Trust your common sense to figure out what you need to know, and don't be afraid to ask a dumb question. If the expert thinks you're dumb, that's his problem.
The Tyranny of the Final Product
[...] there are many good reasons for writing that have nothing to do with getting published. Writing for yourself is a powerful search mechanism: there's no better way to find out who you are and what you know and what you think. Writing for your children and your grandchildren – the family history or the personal or local memoir – is also satisfying.
We can write to affirm and to celebrate, or we can write to debunk and to destroy; the choice is ours.
A Writer's Decisions
Learning how to organize a long article is just as important as learning how to write a clear and pleasing sentence. All your clear and pleasing sentences will fall apart if you don't keep remembering that writing is linear and sequential, that logic is the glue that holds it together, that tension must be maintained from one sentence to the next and from one paragraph to the next and from one section to the next, and that narrative – good old-fashioned storytelling – is what should pull your readers along without their noticing the tug.
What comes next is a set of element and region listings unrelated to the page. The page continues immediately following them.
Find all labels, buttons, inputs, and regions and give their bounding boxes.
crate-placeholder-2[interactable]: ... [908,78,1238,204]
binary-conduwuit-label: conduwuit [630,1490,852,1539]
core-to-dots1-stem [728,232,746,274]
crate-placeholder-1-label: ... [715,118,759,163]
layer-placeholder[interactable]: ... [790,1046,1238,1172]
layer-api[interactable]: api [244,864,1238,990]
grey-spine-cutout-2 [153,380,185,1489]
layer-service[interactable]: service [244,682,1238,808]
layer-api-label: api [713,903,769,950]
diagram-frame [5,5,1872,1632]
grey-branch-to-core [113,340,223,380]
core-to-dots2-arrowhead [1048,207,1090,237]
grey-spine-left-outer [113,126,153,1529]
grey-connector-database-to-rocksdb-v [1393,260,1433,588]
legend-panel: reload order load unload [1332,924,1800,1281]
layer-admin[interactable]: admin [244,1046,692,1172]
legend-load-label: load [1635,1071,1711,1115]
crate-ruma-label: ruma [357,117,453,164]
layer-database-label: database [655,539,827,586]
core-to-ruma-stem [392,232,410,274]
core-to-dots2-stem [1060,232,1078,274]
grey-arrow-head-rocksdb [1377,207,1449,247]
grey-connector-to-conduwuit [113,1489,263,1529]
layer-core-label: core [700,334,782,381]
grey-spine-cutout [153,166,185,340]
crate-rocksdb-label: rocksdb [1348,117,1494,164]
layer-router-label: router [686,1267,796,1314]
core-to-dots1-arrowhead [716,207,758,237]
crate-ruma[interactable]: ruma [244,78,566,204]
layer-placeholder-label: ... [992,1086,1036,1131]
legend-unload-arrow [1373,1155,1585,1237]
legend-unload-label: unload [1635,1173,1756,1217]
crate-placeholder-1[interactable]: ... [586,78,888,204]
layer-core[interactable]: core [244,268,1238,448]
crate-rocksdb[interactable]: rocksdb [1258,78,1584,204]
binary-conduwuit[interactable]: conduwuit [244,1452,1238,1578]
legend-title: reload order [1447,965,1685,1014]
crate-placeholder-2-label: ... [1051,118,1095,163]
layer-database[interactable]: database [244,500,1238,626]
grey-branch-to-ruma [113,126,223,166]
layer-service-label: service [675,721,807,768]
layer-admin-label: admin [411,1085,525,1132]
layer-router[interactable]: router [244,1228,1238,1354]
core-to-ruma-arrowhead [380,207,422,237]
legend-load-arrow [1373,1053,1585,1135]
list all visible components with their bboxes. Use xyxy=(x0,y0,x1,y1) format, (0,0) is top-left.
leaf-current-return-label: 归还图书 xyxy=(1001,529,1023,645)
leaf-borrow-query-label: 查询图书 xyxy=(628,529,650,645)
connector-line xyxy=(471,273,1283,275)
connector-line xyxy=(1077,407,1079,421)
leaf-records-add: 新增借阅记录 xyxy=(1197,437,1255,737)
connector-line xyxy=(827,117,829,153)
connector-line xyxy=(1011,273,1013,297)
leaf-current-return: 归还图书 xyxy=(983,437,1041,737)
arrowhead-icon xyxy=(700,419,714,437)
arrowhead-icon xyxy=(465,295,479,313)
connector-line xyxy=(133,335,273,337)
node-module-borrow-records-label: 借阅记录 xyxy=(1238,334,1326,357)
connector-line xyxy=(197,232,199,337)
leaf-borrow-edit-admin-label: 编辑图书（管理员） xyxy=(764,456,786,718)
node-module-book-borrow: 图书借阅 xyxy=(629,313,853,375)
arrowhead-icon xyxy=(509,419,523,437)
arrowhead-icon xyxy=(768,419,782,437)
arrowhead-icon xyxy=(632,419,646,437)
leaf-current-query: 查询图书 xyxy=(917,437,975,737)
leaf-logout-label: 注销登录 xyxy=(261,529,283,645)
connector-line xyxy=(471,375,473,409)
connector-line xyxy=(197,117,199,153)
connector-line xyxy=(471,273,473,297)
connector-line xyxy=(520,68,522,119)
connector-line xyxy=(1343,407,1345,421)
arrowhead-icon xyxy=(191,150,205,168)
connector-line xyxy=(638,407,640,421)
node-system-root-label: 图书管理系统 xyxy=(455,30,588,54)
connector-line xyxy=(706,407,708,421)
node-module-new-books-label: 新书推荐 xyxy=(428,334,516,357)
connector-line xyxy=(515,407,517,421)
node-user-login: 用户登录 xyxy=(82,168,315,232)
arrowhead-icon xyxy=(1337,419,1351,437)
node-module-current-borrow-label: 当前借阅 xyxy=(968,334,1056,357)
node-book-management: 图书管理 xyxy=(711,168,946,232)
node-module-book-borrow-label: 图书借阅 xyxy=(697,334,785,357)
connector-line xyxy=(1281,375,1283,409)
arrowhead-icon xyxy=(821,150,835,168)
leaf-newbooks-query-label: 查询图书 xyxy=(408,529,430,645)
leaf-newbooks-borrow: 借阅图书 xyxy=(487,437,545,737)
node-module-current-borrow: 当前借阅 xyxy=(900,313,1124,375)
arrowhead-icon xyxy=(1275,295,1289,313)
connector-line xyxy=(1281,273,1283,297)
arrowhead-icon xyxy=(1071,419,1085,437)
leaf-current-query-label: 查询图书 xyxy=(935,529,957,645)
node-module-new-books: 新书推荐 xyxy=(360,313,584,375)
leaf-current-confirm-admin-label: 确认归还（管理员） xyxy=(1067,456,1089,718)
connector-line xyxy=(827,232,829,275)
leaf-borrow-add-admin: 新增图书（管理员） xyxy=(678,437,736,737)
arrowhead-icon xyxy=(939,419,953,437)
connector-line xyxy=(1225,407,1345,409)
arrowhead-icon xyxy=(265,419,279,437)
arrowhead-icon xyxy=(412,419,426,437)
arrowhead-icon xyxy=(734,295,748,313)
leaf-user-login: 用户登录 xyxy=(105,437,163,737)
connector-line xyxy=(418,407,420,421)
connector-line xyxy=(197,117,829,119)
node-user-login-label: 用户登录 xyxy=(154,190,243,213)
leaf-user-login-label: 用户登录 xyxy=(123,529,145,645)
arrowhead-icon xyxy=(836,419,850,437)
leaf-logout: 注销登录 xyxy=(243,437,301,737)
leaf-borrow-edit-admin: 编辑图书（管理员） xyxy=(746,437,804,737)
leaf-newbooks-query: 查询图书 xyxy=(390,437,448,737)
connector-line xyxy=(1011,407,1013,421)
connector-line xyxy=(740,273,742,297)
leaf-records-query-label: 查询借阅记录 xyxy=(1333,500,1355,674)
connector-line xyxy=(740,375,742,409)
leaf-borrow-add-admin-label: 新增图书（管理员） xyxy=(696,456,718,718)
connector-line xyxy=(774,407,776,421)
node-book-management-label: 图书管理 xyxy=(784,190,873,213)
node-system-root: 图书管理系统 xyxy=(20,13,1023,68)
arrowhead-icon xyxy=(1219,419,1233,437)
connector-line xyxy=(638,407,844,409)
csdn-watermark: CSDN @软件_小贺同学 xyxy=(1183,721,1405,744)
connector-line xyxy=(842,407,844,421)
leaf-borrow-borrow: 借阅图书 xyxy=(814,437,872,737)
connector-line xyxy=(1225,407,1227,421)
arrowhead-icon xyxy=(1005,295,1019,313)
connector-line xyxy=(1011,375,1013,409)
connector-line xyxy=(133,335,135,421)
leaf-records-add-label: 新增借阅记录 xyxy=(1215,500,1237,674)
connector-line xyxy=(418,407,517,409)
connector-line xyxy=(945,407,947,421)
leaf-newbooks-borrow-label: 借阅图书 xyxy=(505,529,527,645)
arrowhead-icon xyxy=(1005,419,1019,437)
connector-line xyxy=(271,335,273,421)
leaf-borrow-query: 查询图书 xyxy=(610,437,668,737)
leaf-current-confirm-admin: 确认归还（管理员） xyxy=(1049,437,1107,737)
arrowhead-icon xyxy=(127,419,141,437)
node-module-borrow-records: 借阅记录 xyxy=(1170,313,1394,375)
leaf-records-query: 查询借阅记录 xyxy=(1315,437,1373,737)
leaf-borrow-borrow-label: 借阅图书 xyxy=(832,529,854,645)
The only thing they should notice is that you have made a sensible plan for your journey. Every step should seem inevitable.
The hardest decision about any article is how to begin it. The lead must grab the reader with a provocative idea and continue with each paragraph to hold him or her in a tight grip, gradually adding information. The point of the information is to get readers so interested that they will stick around for the whole trip.
Readers can process only one idea at a time, and they do it in linear sequence. Much of the trouble that writers get into comes from trying to make one sentence do too much work. Never be afraid to break a long sentence into two short ones, or even three.
No less important than decisions about structure are decisions about individual words. Banality is the enemy of good writing; the challenge is to not write like everybody else.
No writing decision is too small to be worth a large expenditure of time. Both you and the reader know it when your finicky labor is rewarded by a sentence coming out right.
Readers should always feel that you know more about your subject than you've put in writing.
As a nonfiction writer you must get on the plane. If a subject interests you, go after it, even if it's in the next county or the next state or the next country. It's not going to come looking for you.
Decide what you want to do. Then decide to do it. Then do it.
Write as Well as You Can
[...] good writing can appear anywhere, even in the lowly newspaper, and that what matters is the writing itself, not the medium where it's published.
[...] quality is its own reward.
If you would like to write better than everybody else, you have to want to write better than everybody else. You must take an obsessive pride in the smallest details of your craft. And you must be willing to defend what you've written against the various middlemen – editors, agents and publishers – whose sights may be different from yours, whose standards not as high.
What a good editor brings to a piece of writing is an objective eye that the writer has long since lost, and there is no end of ways in which an editor can improve a manuscript: pruning, shaping, clarifying, tidying a hundred inconsistencies of tense and pronoun and location and tone, noticing all the sentences that could be read in two different ways, dividing awkward long sentences into short ones, putting the writer back on the main road if he has strayed down a side path, building bridges where the writer has lost the reader by not paying attention to his transitions, questioning matters of judgment and taste. An editor's hand must also be invisible. Whatever he adds in his own words shouldn't sound like his own words; they should sound like the writer's words.
Writing well means believing in your writing and believing in yourself, taking risks, daring to be different, pushing yourself to excel. You will write only as well as you make yourself write.